Le Cap Classique sud-africain, produit selon la méthode traditionnelle dans les régions de Stellenbosch, Franschhoek et Robertson, offre des rapports qualité-prix parmi les meilleurs au monde. Graham Beck, Simonsig ou Colmant produisent des cuvées entre 10 et 25 euros qui allient fruit mûr (le soleil sud-africain) et fraîcheur (les vents de l'Atlantique). Le terme "Cap Classique" a été officialisé en 1992 par l'association des producteurs. Plus de 250 producteurs le produisent aujourd'hui, dont 84 membres de l'association Cap Classique.
Le Sekt allemand, longtemps dominé par des industriels (Henkell, Rotkäppchen), connaît une renaissance qualitative. Le VDP (Verband Deutscher Prädikatsweingüter) a créé en 2020 une classification pour le Sekt en quatre niveaux, du régional au Grosse Lage (grand cru). Les meilleurs Sekt de riesling, avec leur acidité tranchante et leurs arômes de pomme verte et de silex, n'ont aucun équivalent dans le monde des bulles. Raumland, Aldinger, Bründlmayer (techniquement autrichien, mais même famille stylistique) produisent des vins dont la complexité est réelle.

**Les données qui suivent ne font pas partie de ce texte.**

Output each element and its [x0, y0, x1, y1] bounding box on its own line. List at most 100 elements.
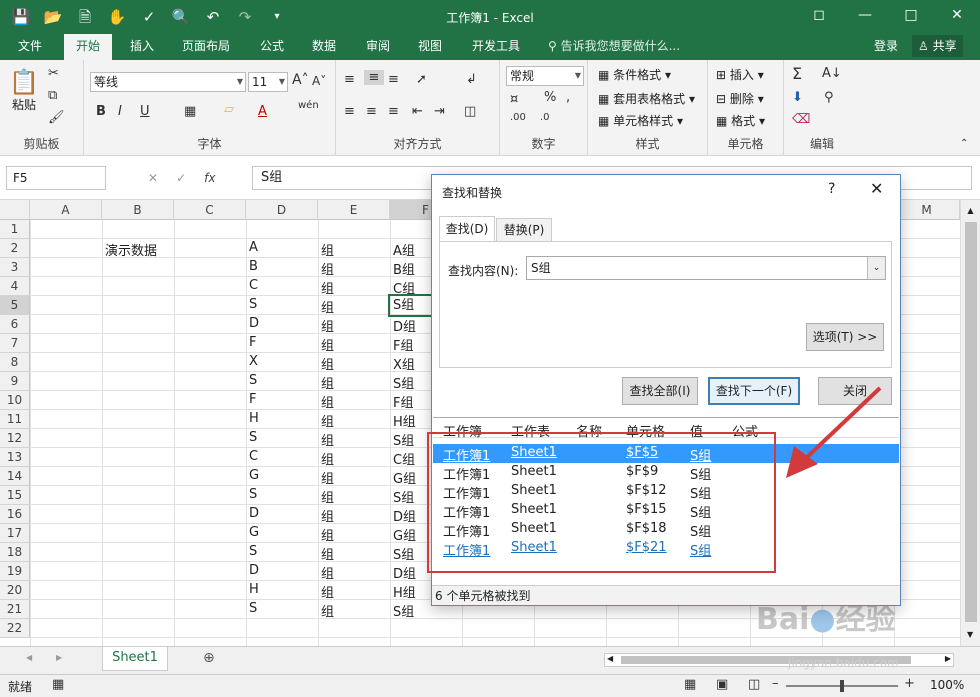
tell-me-box[interactable]: ⚲ 告诉我您想要做什么...	[548, 34, 680, 58]
insert-function-button[interactable]: fx	[204, 166, 215, 190]
percent-button[interactable]: %	[544, 90, 556, 105]
macro-record-icon[interactable]: ▦	[52, 677, 64, 692]
zoom-slider-thumb[interactable]	[840, 680, 844, 692]
cell-e[interactable]: 组	[318, 354, 334, 373]
insert-cells-button[interactable]: ⊞ 插入 ▾	[716, 66, 764, 83]
cell-d[interactable]: D	[246, 316, 259, 331]
align-top-icon[interactable]: ≡	[344, 72, 355, 87]
format-painter-icon[interactable]: 🖌	[48, 110, 65, 125]
cell-d[interactable]: S	[246, 373, 257, 388]
help-button[interactable]: ?	[828, 181, 835, 197]
scroll-down-icon[interactable]: ▼	[967, 630, 973, 639]
cell-e[interactable]: 组	[318, 544, 334, 563]
cell-d[interactable]: C	[246, 449, 258, 464]
cell-e[interactable]: 组	[318, 373, 334, 392]
cell-e[interactable]: 组	[318, 582, 334, 601]
zoom-level[interactable]: 100%	[930, 678, 964, 692]
font-size-combo[interactable]: 11 ▼	[248, 72, 288, 92]
tab-replace[interactable]: 替换(P)	[496, 218, 552, 242]
maximize-icon[interactable]: □	[888, 0, 934, 30]
row-header[interactable]: 7	[0, 334, 30, 353]
row-header[interactable]: 8	[0, 353, 30, 372]
cell-e[interactable]: 组	[318, 487, 334, 506]
page-break-view-icon[interactable]: ◫	[748, 677, 760, 692]
scroll-right-icon[interactable]: ▶	[945, 654, 951, 663]
horizontal-scrollbar[interactable]: ◀ ▶	[604, 653, 954, 667]
zoom-in-icon[interactable]: +	[904, 676, 915, 691]
column-header[interactable]: D	[246, 200, 318, 220]
align-center-icon[interactable]: ≡	[366, 104, 377, 119]
prev-sheet-icon[interactable]: ◀	[26, 653, 32, 662]
format-as-table-button[interactable]: ▦ 套用表格格式 ▾	[598, 90, 695, 107]
cell-d[interactable]: G	[246, 525, 259, 540]
tab-find[interactable]: 查找(D)	[439, 216, 495, 242]
cell-f[interactable]: H组	[390, 582, 416, 601]
cell-f[interactable]: C组	[390, 278, 415, 297]
row-header[interactable]: 18	[0, 543, 30, 562]
font-color-icon[interactable]: A	[258, 104, 267, 119]
add-sheet-icon[interactable]: ⊕	[203, 650, 215, 666]
cell-d[interactable]: S	[246, 544, 257, 559]
row-header[interactable]: 10	[0, 391, 30, 410]
cell-f[interactable]: A组	[390, 240, 415, 259]
increase-decimal-icon[interactable]: .00	[510, 112, 526, 123]
cell-d[interactable]: D	[246, 506, 259, 521]
cell-e[interactable]: 组	[318, 563, 334, 582]
fill-color-icon[interactable]: ▱	[224, 102, 234, 117]
tab-review[interactable]: 审阅	[354, 34, 402, 60]
cell-d[interactable]: F	[246, 335, 256, 350]
row-header[interactable]: 4	[0, 277, 30, 296]
cell-f[interactable]: G组	[390, 525, 416, 544]
delete-cells-button[interactable]: ⊟ 删除 ▾	[716, 90, 764, 107]
copy-icon[interactable]: ⧉	[48, 88, 57, 103]
column-header[interactable]: C	[174, 200, 246, 220]
bold-button[interactable]: B	[96, 104, 106, 119]
cell-f[interactable]: H组	[390, 411, 416, 430]
cell-d[interactable]: S	[246, 487, 257, 502]
column-header[interactable]: E	[318, 200, 390, 220]
cell-e[interactable]: 组	[318, 316, 334, 335]
row-header[interactable]: 6	[0, 315, 30, 334]
minimize-icon[interactable]: —	[842, 0, 888, 30]
cell-e[interactable]: 组	[318, 240, 334, 259]
zoom-slider[interactable]	[786, 680, 898, 692]
cell-f[interactable]: S组	[390, 601, 414, 620]
row-header[interactable]: 21	[0, 600, 30, 619]
cell-e[interactable]: 组	[318, 449, 334, 468]
row-header[interactable]: 16	[0, 505, 30, 524]
cell-d[interactable]: A	[246, 240, 258, 255]
align-right-icon[interactable]: ≡	[388, 104, 399, 119]
phonetic-icon[interactable]: wén	[298, 100, 319, 111]
ribbon-display-icon[interactable]: ◻	[796, 0, 842, 30]
number-format-combo[interactable]: 常规 ▼	[506, 66, 584, 86]
cell-e[interactable]: 组	[318, 601, 334, 620]
tab-view[interactable]: 视图	[406, 34, 454, 60]
next-sheet-icon[interactable]: ▶	[56, 653, 62, 662]
tab-insert[interactable]: 插入	[118, 34, 166, 60]
close-dialog-button[interactable]: ✕	[870, 179, 883, 198]
comma-style-icon[interactable]: ,	[566, 90, 570, 105]
row-header[interactable]: 17	[0, 524, 30, 543]
align-middle-icon[interactable]: ≡	[364, 70, 384, 85]
scroll-up-icon[interactable]: ▲	[961, 206, 980, 215]
cell-styles-button[interactable]: ▦ 单元格样式 ▾	[598, 112, 683, 129]
row-header[interactable]: 3	[0, 258, 30, 277]
cell-d[interactable]: B	[246, 259, 258, 274]
tab-developer[interactable]: 开发工具	[460, 34, 532, 60]
vertical-scrollbar[interactable]: ▲ ▼	[960, 200, 980, 646]
find-all-button[interactable]: 查找全部(I)	[622, 377, 698, 405]
find-what-input[interactable]: S组 ⌄	[526, 256, 886, 280]
cell-e[interactable]: 组	[318, 278, 334, 297]
cell-f[interactable]: S组	[390, 544, 414, 563]
italic-button[interactable]: I	[118, 104, 122, 119]
cell-d[interactable]: S	[246, 430, 257, 445]
sheet-tab[interactable]: Sheet1	[102, 647, 168, 671]
cancel-icon[interactable]: ✕	[148, 166, 158, 190]
cell-f[interactable]: D组	[390, 506, 416, 525]
fill-icon[interactable]: ⬇	[792, 90, 803, 105]
paste-button[interactable]: 📋 粘贴	[6, 68, 42, 113]
cell-f[interactable]: F组	[390, 392, 413, 411]
underline-button[interactable]: U	[140, 104, 150, 119]
tab-data[interactable]: 数据	[300, 34, 348, 60]
close-window-icon[interactable]: ✕	[934, 0, 980, 30]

Le Trento DOC italien, dans le Trentin-Haut-Adige, est l'autre effervescent italien de méthode traditionnelle, à ne pas confondre avec le Prosecco (méthode Charmat, cuve close). Ferrari Trento, fondé en 1902, est le producteur dominant, avec des cuvées Riserva del Fondatore élevées 10 ans sur lies.
La question du prix et de la valeur#
Là où le débat devient concret, c'est au moment de payer. Un bon champagne non millésimé coûte entre 30 et 45 euros. Pour le même budget, on peut acheter un Franciacorta Riserva, un Cava Paraje Calificado, ou deux bouteilles de Cap Classique haut de gamme. Les sparkling anglais se situent dans la même tranche que le champagne.
Ce n'est pas qu'une question d'argent. C'est une question de ce qu'on cherche dans un verre. Si on veut le goût spécifique de la craie champenoise, la tension verticale, l'autolyse longue et ce caractère brioché que rien ne reproduit exactement, alors oui, il faut boire du champagne. Si on veut des bulles de qualité avec un profil aromatique différent, une personnalité locale, il y a un monde entier à goûter.
Ce qui m'agace, c'est le snobisme automatique. J'ai vu des gens refuser de goûter un Franciacorta parce que "ce n'est pas du champagne". C'est comme refuser de lire un roman parce qu'il n'est pas français. On passe à côté de quelque chose, et on ne s'en rend même pas compte.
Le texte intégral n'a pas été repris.